Dredd on Wed, 21st Dec 2016 12:30 pm
“In the history of the … gas industry in the United States …”
Make Flatulence Great Again (Once Upon A Time In The West – 2).
Robert Spoley on Wed, 21st Dec 2016 12:38 pm
I’m not sure I know what I’m talking about but here goes. Mr. Tillerson as SOS and coming from a huge, fully vertically integrated oil company, is fully aware that that the consumer is just as important as the producer. Balance between the two with a commodity results in a stable market for both. This allows for long term planning and budgeting and that allows for a high rate of investment, job creation and a significant rise in employment. I think the reason the self inflicted proration agreed to by Russia and OPEC was agreed to was because Mr. Tillerson said “we” (the U.S.) will join them with self imposed proration, thus balancing the market. However, if substantial cheating takes place, “we” will flood the market with cheap LTO. Same holds true if production declines too much. Mr. Perry will make a wonderful accelerator or brake as head of the energy dept. and Mr. Pruitt makes a terrific “emergency brake” if things get carried away. I think this deal was cut a couple of weeks ago and that is why the Russian/OPEC deal was cut. The LTO folks may be staring into the face of significant proration rather quickly. OOOPS! Just saying.
rockman on Wed, 21st Dec 2016 2:59 pm
Robert – Interesting post. But I’ll offer a bit of modification. I have no doubt that Rex, like the rest of the oil patch, understands the consumers are much more important to the energy dynamics then we are: they control the consumption of refinery products and thus have control over prices. And as far as Governor Perry and the Energy Dept you can do a bit of web search and discover that it has little to no involvement with the oil/NG production in this country. Its focus is primarily the nuclear industry.
Also I missed where Rex said anything about a self-imposed proration of oil in the US. Exactyly how exactly will that be done? First, the federal govt has no authority to tell me how much oil I produce from my Texas wells. The Texas Rail Road Commission controls that thru our Allowable Law which is set every month. Since the 70’s it has been set at 100% month after month. Prior to that time the TRRC did set the global price of oil by controlling the volume of Texas production. Second, the companies can’t agree amongst themselves to limit production since that violates US anti-monopoly laws.

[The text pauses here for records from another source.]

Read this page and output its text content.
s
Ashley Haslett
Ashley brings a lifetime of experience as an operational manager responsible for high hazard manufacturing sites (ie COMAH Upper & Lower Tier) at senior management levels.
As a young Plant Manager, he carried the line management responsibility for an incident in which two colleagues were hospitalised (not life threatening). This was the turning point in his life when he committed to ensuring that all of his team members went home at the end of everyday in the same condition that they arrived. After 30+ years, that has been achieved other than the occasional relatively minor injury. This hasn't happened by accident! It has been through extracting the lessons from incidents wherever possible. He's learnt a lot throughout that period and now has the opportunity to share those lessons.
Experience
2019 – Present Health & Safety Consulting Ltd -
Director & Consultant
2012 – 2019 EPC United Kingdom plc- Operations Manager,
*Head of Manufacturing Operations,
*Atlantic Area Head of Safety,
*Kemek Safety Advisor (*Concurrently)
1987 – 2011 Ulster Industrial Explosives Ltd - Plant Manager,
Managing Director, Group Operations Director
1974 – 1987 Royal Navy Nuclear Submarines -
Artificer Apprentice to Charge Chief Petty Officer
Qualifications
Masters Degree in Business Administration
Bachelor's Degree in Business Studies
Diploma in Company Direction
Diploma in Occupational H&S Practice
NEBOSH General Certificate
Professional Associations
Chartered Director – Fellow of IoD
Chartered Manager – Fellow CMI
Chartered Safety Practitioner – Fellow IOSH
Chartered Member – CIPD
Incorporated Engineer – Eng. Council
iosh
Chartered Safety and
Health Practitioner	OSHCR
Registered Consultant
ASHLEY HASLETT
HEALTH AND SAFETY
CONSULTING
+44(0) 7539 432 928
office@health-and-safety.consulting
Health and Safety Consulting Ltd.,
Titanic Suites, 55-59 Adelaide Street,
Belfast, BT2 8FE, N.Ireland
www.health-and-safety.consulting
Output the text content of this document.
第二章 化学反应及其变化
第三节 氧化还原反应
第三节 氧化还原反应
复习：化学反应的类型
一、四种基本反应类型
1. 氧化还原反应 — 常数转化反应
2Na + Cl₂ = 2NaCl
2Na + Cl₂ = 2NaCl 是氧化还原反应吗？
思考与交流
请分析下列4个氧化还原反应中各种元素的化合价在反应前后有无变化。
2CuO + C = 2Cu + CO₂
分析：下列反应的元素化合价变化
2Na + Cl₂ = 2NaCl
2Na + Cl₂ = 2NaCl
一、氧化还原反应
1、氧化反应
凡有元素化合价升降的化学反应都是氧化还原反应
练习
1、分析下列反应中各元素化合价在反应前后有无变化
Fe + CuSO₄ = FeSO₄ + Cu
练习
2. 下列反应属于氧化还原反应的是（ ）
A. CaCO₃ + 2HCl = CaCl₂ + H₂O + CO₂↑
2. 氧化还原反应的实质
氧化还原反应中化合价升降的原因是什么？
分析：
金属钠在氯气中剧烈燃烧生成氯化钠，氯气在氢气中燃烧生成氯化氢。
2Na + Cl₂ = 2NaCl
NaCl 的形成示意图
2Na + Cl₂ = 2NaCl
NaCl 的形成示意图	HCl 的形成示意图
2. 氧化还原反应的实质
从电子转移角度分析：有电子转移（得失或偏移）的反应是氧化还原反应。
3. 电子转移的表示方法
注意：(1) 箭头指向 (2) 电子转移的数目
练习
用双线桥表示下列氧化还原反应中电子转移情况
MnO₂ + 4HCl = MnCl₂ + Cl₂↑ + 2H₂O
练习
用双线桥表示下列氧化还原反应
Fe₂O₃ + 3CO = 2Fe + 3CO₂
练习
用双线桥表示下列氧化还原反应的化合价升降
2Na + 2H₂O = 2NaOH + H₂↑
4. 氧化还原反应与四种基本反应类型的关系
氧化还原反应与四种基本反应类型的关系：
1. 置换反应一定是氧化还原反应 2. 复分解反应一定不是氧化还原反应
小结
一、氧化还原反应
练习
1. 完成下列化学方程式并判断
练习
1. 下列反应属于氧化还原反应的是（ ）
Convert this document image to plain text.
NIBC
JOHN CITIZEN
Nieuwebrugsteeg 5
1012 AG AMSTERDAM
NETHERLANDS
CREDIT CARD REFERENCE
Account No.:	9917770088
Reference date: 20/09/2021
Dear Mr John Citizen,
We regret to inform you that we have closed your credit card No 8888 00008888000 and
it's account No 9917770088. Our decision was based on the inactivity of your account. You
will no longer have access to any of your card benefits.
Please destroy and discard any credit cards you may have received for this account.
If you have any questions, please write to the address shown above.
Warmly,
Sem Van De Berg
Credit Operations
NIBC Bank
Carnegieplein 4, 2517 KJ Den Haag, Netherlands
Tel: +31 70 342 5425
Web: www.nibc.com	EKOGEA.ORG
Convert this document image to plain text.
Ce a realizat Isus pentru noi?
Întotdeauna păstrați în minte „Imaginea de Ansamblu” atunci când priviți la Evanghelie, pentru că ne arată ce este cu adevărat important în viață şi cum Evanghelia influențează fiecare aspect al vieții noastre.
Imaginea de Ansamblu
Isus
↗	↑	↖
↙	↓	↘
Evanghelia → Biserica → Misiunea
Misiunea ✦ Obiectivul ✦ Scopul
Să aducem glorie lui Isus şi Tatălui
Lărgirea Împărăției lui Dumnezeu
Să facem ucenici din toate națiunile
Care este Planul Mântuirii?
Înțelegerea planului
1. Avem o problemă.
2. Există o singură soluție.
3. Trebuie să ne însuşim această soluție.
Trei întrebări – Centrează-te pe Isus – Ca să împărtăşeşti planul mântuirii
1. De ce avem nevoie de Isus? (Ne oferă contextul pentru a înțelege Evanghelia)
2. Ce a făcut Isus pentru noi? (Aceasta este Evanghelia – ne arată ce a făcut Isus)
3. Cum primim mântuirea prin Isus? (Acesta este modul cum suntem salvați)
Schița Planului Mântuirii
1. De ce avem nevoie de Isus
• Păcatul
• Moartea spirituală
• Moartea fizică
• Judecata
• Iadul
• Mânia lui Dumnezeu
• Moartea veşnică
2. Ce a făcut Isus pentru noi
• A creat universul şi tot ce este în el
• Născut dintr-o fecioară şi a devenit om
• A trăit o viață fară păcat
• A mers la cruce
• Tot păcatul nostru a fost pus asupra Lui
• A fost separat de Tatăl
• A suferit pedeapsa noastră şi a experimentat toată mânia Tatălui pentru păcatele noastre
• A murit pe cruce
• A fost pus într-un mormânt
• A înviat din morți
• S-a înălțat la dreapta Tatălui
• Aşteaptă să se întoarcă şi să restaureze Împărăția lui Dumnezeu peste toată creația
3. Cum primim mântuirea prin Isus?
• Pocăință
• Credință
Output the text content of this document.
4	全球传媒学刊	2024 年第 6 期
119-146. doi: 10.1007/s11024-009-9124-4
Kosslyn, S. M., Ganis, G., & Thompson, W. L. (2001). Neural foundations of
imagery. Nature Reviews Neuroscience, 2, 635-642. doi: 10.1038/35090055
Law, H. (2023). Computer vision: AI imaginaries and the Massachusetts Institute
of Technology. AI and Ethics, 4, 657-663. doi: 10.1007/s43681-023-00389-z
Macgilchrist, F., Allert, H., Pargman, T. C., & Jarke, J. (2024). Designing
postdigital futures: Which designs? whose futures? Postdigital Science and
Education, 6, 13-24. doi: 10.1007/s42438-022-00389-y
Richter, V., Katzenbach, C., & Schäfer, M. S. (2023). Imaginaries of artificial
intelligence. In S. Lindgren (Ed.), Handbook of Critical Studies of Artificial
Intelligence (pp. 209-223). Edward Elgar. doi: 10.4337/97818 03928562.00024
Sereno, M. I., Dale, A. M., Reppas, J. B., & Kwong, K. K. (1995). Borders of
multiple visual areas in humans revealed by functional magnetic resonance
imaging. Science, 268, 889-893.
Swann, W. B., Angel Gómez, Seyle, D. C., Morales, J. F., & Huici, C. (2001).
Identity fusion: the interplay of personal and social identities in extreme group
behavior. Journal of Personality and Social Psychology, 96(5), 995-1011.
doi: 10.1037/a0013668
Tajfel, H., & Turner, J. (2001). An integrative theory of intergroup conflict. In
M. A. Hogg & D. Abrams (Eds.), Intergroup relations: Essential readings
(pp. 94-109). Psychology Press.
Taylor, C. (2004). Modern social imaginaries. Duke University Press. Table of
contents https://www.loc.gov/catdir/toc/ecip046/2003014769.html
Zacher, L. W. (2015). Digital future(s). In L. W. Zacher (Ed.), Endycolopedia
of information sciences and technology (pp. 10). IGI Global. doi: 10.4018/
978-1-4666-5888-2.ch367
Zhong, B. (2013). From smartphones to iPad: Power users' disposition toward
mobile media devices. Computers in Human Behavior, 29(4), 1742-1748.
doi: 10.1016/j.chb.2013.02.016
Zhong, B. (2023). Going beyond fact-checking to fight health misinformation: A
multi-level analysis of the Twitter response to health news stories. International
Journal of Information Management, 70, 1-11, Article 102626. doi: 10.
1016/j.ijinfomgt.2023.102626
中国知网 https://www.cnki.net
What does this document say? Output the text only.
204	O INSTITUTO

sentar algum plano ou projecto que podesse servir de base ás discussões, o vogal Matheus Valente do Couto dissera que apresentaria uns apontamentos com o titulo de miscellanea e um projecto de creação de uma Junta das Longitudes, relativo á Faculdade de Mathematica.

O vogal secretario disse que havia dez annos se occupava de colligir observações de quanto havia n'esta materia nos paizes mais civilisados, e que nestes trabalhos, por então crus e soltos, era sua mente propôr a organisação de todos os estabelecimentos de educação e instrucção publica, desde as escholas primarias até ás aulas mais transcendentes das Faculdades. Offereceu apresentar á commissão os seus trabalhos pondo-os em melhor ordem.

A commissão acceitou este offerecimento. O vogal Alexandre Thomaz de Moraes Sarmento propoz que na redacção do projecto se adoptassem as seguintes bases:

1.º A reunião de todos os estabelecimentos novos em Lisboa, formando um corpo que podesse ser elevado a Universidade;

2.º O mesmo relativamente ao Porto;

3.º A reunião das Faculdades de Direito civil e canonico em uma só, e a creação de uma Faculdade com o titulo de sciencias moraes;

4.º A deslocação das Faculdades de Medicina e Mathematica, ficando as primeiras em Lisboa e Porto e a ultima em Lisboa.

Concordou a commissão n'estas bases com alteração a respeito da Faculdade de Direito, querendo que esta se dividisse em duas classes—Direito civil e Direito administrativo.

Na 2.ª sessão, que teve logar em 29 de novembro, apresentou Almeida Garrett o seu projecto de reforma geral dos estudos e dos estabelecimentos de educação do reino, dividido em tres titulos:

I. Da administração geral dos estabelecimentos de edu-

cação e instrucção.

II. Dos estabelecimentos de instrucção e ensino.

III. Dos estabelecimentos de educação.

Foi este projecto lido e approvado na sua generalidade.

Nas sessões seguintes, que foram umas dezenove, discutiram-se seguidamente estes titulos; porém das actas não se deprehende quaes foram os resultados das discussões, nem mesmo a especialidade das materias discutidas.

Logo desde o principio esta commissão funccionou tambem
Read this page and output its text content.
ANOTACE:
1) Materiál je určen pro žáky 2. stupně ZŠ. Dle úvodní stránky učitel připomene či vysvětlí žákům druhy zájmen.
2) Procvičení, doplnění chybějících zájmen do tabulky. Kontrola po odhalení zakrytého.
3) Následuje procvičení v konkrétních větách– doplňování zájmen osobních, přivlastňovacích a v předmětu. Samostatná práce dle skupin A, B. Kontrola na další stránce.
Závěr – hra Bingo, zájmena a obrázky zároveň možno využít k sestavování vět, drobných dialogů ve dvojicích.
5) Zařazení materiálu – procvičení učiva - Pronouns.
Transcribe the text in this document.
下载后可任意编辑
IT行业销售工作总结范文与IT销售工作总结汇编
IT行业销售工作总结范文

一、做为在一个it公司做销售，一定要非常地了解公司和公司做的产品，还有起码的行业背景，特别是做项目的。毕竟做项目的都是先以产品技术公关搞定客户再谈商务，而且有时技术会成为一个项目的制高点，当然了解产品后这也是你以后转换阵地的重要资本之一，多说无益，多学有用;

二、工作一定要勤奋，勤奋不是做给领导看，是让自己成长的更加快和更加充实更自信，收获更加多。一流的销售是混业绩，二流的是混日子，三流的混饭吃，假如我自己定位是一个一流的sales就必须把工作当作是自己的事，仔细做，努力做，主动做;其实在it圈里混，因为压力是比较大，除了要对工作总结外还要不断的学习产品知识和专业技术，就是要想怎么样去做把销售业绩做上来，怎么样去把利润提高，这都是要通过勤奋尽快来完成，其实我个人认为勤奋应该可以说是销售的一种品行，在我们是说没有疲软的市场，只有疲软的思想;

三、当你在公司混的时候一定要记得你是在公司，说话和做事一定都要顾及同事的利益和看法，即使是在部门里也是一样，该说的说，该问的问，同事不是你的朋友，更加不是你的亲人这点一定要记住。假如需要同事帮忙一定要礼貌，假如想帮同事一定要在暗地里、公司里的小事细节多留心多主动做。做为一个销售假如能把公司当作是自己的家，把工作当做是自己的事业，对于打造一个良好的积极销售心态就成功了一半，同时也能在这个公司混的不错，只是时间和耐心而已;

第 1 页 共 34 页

Are you sure you haven’t stumbbled on to some false news?
Boat on Wed, 21st Dec 2016 8:03 pm
Robert,
Getting countries to cut production is like heading cats. Might as well call it impossible. Getting thousands of US companies to do the same is much harder than that. Lol like rock said. It’s ileagle to boot. This is why Obama this, Trump that will not make much difference. Pollution regulation added or removed, subsidies added or taken may make some different but tha market is still God.
Kenz300 on Thu, 22nd Dec 2016 10:31 am
Forbes –the spokesman for the top 1%
The greed is good gang is taking over Washington.